My first, irreverent thought was, “This is a joke”. My second irreverent thought was, “If this is a joke, I have heard it before, 13 years ago”. The same proposal was made on a major issue: let us have a commission. Perhaps this reminds noble Lords of something. I look at the promise in the coalition document, Our Programme for Government, that the commission will report within a year. The same promise was made—and fulfilled—in 1997; but here we are, 13 years on, back at the starting line. This is incredible. It is also unacceptable.
A group of well meaning and doubtless well minded individuals will consider and report, for that is their remit. What then? There is no promise that the Government will make some decisions, or that a Bill will be presented to this Parliament. We have had groups of well meaning people in significant number over the past 13 years considering and reporting. Even the royal commission and its appendix offered two, or two and a half, solutions. There followed an IPPR report, at least two reports from Rowntree, and two, including Wanless, from the King's Fund. We have had lots of consideration; of considering and reporting there has been no shortage. Of action there has been none—at least none in England.

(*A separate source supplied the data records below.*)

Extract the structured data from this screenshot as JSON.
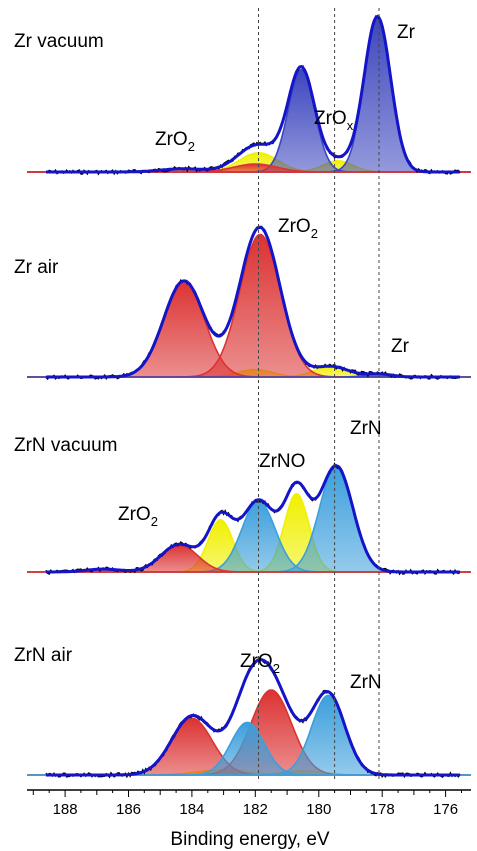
{
  "chart_data": {
    "type": "area",
    "xlabel": "Binding energy, eV",
    "xlim": [
      189.2,
      175.2
    ],
    "x_ticks": [
      188,
      186,
      184,
      182,
      180,
      178,
      176
    ],
    "reference_lines": [
      181.9,
      179.5,
      178.1
    ],
    "colors": {
      "envelope": "#1414c8",
      "raw": "#000000",
      "Zr": "#3c46be",
      "ZrO2": "#dc3232",
      "ZrOx": "#f0f000",
      "ZrNO": "#f0f000",
      "ZrN": "#3c9fdc"
    },
    "panels": [
      {
        "title": "Zr vacuum",
        "components": [
          {
            "name": "Zr",
            "center": 178.15,
            "height": 0.97,
            "width": 0.62
          },
          {
            "name": "Zr (2nd)",
            "center": 180.55,
            "height": 0.64,
            "width": 0.62
          },
          {
            "name": "ZrO2",
            "center": 182.0,
            "height": 0.05,
            "width": 1.0
          },
          {
            "name": "ZrO2 (2nd)",
            "center": 184.3,
            "height": 0.02,
            "width": 1.0
          },
          {
            "name": "ZrOx",
            "center": 179.4,
            "height": 0.07,
            "width": 0.7
          },
          {
            "name": "ZrOx (2nd)",
            "center": 181.9,
            "height": 0.12,
            "width": 0.9
          }
        ],
        "labels": [
          "Zr",
          "ZrO2",
          "ZrOx"
        ]
      },
      {
        "title": "Zr air",
        "components": [
          {
            "name": "ZrO2",
            "center": 181.85,
            "height": 0.95,
            "width": 0.95
          },
          {
            "name": "ZrO2 (2nd)",
            "center": 184.25,
            "height": 0.64,
            "width": 0.95
          },
          {
            "name": "yellow-1",
            "center": 179.6,
            "height": 0.07,
            "width": 0.8
          },
          {
            "name": "yellow-2",
            "center": 182.0,
            "height": 0.05,
            "width": 0.8
          },
          {
            "name": "Zr",
            "center": 178.1,
            "height": 0.02,
            "width": 0.6
          }
        ],
        "labels": [
          "ZrO2",
          "Zr"
        ]
      },
      {
        "title": "ZrN vacuum",
        "components": [
          {
            "name": "ZrN",
            "center": 179.45,
            "height": 0.73,
            "width": 0.78
          },
          {
            "name": "ZrN (2nd)",
            "center": 181.9,
            "height": 0.49,
            "width": 0.78
          },
          {
            "name": "ZrNO",
            "center": 180.7,
            "height": 0.54,
            "width": 0.58
          },
          {
            "name": "ZrNO (2nd)",
            "center": 183.1,
            "height": 0.36,
            "width": 0.58
          },
          {
            "name": "ZrO2",
            "center": 184.4,
            "height": 0.19,
            "width": 0.85
          },
          {
            "name": "ZrO2 (2nd)",
            "center": 186.8,
            "height": 0.02,
            "width": 0.8
          }
        ],
        "labels": [
          "ZrO2",
          "ZrNO",
          "ZrN"
        ]
      },
      {
        "title": "ZrN air",
        "components": [
          {
            "name": "ZrO2",
            "center": 181.5,
            "height": 0.63,
            "width": 0.95
          },
          {
            "name": "ZrO2 (2nd)",
            "center": 184.0,
            "height": 0.42,
            "width": 0.95
          },
          {
            "name": "ZrN",
            "center": 179.7,
            "height": 0.59,
            "width": 0.78
          },
          {
            "name": "ZrN (2nd)",
            "center": 182.25,
            "height": 0.39,
            "width": 0.78
          },
          {
            "name": "yellow-1",
            "center": 183.0,
            "height": 0.04,
            "width": 1.2
          },
          {
            "name": "yellow-2",
            "center": 180.5,
            "height": 0.03,
            "width": 1.0
          }
        ],
        "labels": [
          "ZrO2",
          "ZrN"
        ]
      }
    ]
  },
  "text": {
    "xlabel": "Binding energy, eV",
    "ticks": [
      "188",
      "186",
      "184",
      "182",
      "180",
      "178",
      "176"
    ],
    "panel1": {
      "title": "Zr vacuum",
      "zr": "Zr",
      "zro2_main": "ZrO",
      "zro2_sub": "2",
      "zrox_main": "ZrO",
      "zrox_sub": "x"
    },
    "panel2": {
      "title": "Zr air",
      "zro2_main": "ZrO",
      "zro2_sub": "2",
      "zr": "Zr"
    },
    "panel3": {
      "title": "ZrN vacuum",
      "zro2_main": "ZrO",
      "zro2_sub": "2",
      "zrno": "ZrNO",
      "zrn": "ZrN"
    },
    "panel4": {
      "title": "ZrN air",
      "zro2_main": "ZrO",
      "zro2_sub": "2",
      "zrn": "ZrN"
    }
  }
}
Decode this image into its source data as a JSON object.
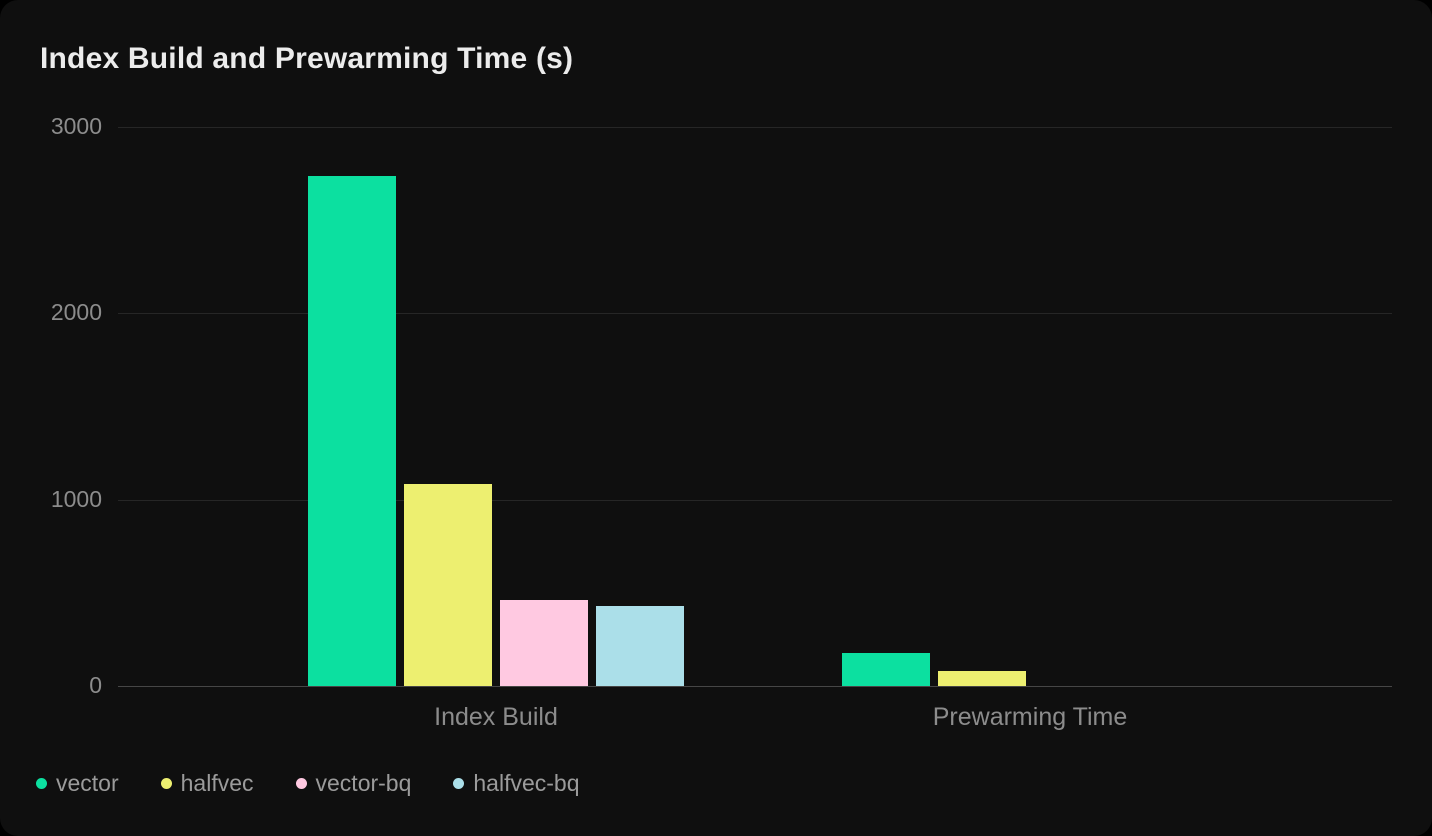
{
  "theme": {
    "page_bg": "#000000",
    "card_bg": "#0f0f0f",
    "title_color": "#ececec",
    "tick_color": "#8c8c8c",
    "xlabel_color": "#8c8c8c",
    "grid_color": "#262626",
    "axis_color": "#464646",
    "legend_color": "#9b9b9b"
  },
  "chart_data": {
    "type": "bar",
    "title": "Index Build and Prewarming Time (s)",
    "categories": [
      "Index Build",
      "Prewarming Time"
    ],
    "series": [
      {
        "name": "vector",
        "color": "#0ce0a0",
        "values": [
          2735,
          175
        ]
      },
      {
        "name": "halfvec",
        "color": "#edef70",
        "values": [
          1085,
          80
        ]
      },
      {
        "name": "vector-bq",
        "color": "#ffc9e1",
        "values": [
          460,
          0
        ]
      },
      {
        "name": "halfvec-bq",
        "color": "#abdfe9",
        "values": [
          430,
          0
        ]
      }
    ],
    "xlabel": "",
    "ylabel": "",
    "ylim": [
      0,
      3000
    ],
    "yticks": [
      0,
      1000,
      2000,
      3000
    ],
    "grid": true,
    "legend_position": "bottom-left"
  }
}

Do we need a commission? Probably not. Most of the main options for funding are already in the public arena. A competent civil servant could summarise and present them to Ministers within a week. However, if we are to have a commission—which seems inevitable—I will offer two or three proposals for what it could helpfully contribute to the decisions that many of us hope will come out of it. The first—this is a major task to be done in due course—is an analysis of all the streams of funding that go unco-ordinated in to this black hole. This would include the enormous sums already spent by local authorities and the health service on the needs of older people. It would look at attendance allowances, housing benefit, disability benefit and contributions to the cost of care in both cash and kind from private sources and private individuals. These are unco-ordinated and I have no doubt that better co-ordination would produce better care and a more effective use of the resources that we already spend.

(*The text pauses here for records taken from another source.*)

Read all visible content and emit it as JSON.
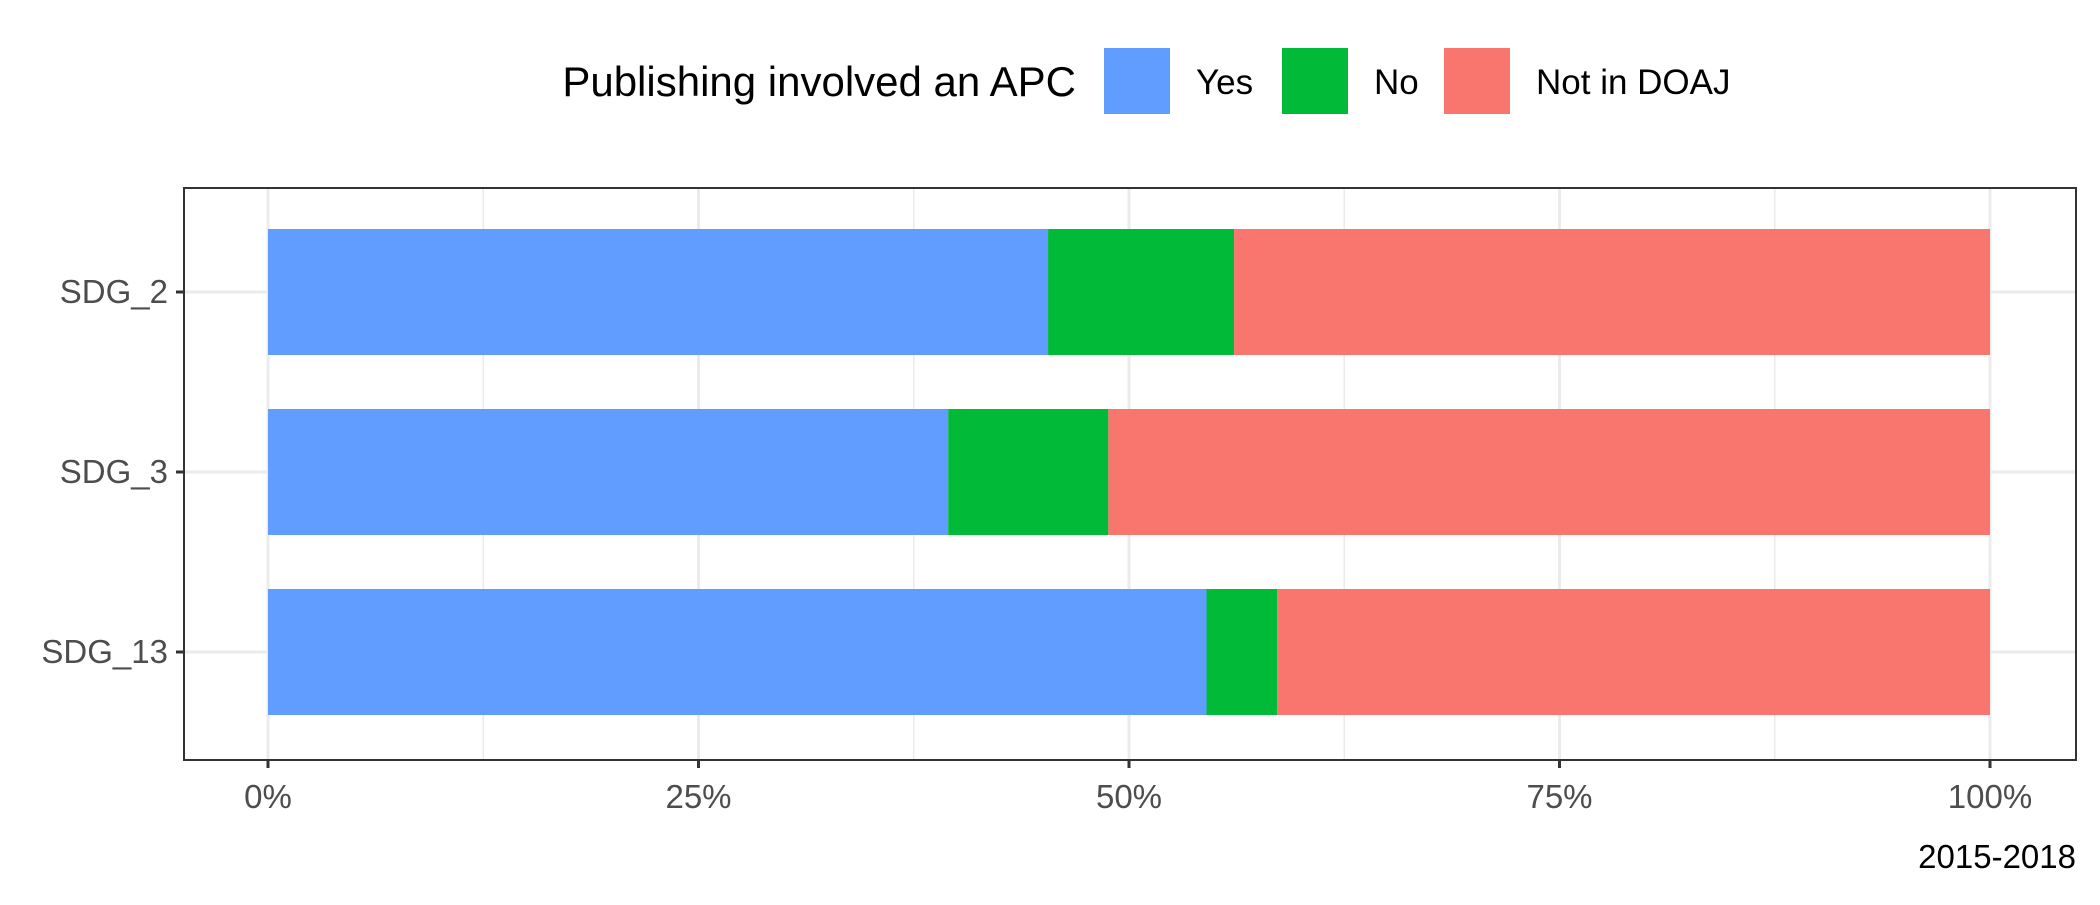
{
  "chart_data": {
    "type": "bar",
    "orientation": "horizontal",
    "stacked": true,
    "categories": [
      "SDG_2",
      "SDG_3",
      "SDG_13"
    ],
    "series": [
      {
        "name": "Yes",
        "values": [
          45.3,
          39.5,
          54.5
        ]
      },
      {
        "name": "No",
        "values": [
          10.8,
          9.3,
          4.1
        ]
      },
      {
        "name": "Not in DOAJ",
        "values": [
          43.9,
          51.2,
          41.4
        ]
      }
    ],
    "legend": {
      "title": "Publishing involved an APC",
      "position": "top"
    },
    "colors": {
      "Yes": "#619CFF",
      "No": "#00BA38",
      "Not in DOAJ": "#F8766D"
    },
    "xlim": [
      0,
      100
    ],
    "x_ticks": [
      0,
      25,
      50,
      75,
      100
    ],
    "x_tick_labels": [
      "0%",
      "25%",
      "50%",
      "75%",
      "100%"
    ],
    "grid": true,
    "caption": "2015-2018"
  }
}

Secondly, we could do with an analysis of the policies and practices of the devolved Administrations, each of whom take a different position from that taken in England. If we looked at those, we might learn something both about mistakes and about what works. We also need a plan to integrate health and social care spending across the country. This is the question that we always duck—it is too hard and the civil servants will not like it—but it has to happen if we are to have competent and efficient care. Lastly, as was emphasised in the debates here in March, we need a scheme to enable the portability of benefits from one part of the country to another.

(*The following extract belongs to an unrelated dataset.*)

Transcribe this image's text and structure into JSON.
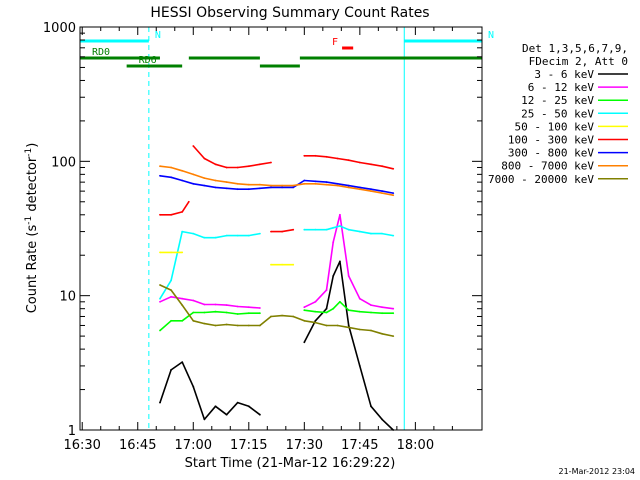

If all this were part of the work of the commission, it would help the Government to lay effective plans to deal with the implications of demographic change. These implications have not gone away in the past 13 years and they will not go away in the foreseeable future. They have to be faced. Despite what some say, I have no illusions about affordability here or, for that matter, in Scotland. I accept that we are in different financial times from those in 1997 and 1998.
In conclusion, I ask the Minister two questions. First, will he give Members of this House opportunities to comment on the remit to be given to the commission? We want to know what it will do. Secondly, can he assure us that the commission will face the big questions and that thereafter the Government will act, whether in agreement or disagreement? We need to move forward; 13 years is too long to wait.